In che modo gli USA hanno seminato il terrore comunista tra i loro cittadini?

Be’, se si ripensa agli inizi della Guerra Fredda, creare terrore sulla “minaccia del comunismo internazionale” era un obbiettivo esplicito. Arthur Vendenger, presidente della Commissione del Senato per le Relazioni Internazionali, diede un consiglio al presidente Truman: per ottenere ciò che voleva, la Casa Bianca avrebbe dovuto “spaventare a morte il popolo americano” riguardo al comunismo. Truman seguì tale consiglio, che funzionò a meraviglia. Ovviamente, il governo degli Stati Uniti disponeva di tutti i mezzi indicati in precedenza per farlo funzionare.

Pensa che l’ammissione delle responsabilità americane nella caduta del governo Allende fatte da Madeleine Albright abbiano avuto un impatto sull’opinione pubblica statunitense?

Suppongo di no, perché – e parlo a titolo meramente personale – non l’ho mai sentita!

Una conoscenza geopolitica superiore potrebbe far aprire gli occhi alla gente?

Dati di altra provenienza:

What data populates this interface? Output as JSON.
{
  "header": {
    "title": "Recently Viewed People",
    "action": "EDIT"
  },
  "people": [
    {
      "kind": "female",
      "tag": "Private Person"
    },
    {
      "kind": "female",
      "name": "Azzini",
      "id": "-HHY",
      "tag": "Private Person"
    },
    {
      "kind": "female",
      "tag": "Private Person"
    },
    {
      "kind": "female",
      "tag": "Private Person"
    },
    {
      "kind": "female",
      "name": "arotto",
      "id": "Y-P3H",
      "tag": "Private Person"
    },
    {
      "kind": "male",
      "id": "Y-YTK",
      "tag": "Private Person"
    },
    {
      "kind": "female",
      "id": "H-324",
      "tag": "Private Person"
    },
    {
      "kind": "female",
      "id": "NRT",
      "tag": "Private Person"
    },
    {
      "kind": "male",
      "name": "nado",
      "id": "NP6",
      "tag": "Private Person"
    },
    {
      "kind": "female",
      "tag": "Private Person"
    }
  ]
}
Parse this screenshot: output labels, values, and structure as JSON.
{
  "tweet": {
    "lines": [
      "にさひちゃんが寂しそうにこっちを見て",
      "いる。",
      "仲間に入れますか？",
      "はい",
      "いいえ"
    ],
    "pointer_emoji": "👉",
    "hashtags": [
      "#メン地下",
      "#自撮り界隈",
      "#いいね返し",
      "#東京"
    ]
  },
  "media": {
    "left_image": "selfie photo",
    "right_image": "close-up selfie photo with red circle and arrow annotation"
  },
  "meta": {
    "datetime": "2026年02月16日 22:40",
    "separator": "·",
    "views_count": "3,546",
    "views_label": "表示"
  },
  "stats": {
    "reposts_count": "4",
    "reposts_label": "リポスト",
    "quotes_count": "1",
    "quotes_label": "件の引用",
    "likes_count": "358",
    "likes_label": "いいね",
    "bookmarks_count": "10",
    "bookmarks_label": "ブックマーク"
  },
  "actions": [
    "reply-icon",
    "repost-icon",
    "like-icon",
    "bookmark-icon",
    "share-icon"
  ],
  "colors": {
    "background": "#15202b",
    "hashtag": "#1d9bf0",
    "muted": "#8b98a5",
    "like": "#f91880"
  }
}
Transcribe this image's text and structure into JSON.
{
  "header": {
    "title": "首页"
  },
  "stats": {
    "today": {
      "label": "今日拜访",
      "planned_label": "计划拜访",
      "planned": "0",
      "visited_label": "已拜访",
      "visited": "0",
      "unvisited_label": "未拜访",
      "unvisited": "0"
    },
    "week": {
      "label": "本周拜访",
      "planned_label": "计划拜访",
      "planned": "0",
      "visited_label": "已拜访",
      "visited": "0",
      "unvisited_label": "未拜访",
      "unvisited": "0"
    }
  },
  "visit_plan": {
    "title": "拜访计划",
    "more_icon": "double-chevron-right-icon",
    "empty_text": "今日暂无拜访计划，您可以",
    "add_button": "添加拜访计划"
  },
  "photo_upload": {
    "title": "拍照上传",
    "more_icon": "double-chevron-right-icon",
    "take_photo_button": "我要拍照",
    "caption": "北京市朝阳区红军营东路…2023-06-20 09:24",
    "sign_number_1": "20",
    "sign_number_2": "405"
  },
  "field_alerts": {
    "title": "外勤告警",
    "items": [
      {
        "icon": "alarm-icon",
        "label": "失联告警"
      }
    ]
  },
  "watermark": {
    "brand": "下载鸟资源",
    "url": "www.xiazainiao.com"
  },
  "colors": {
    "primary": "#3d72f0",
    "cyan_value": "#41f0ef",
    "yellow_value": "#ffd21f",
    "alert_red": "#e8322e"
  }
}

Spero proprio di sì. Buona parte di quello che ho tentato di fare con il libro Il Metodo Giacarta è stato semplicemente ricostruire i fondamenti del sistema mondiale, basandomi più sulla realtà materiale e meno sulle necessità ideologiche del progetto nazionalista statunitense. Vengo dagli Stati Uniti e il libro è stato pubblicato prima in USA. Però, ho voluto che fosse qualcosa che anche un adolescente del Ghana, della Sardegna o del Guatemala avrebbe potuto leggere agevolmente. È una sensazione davvero gratificante scoprire che ci sono università che lo hanno adottato, un fatto straordinario, considerato che ciò che ho creato aveva ambizioni semplicissime.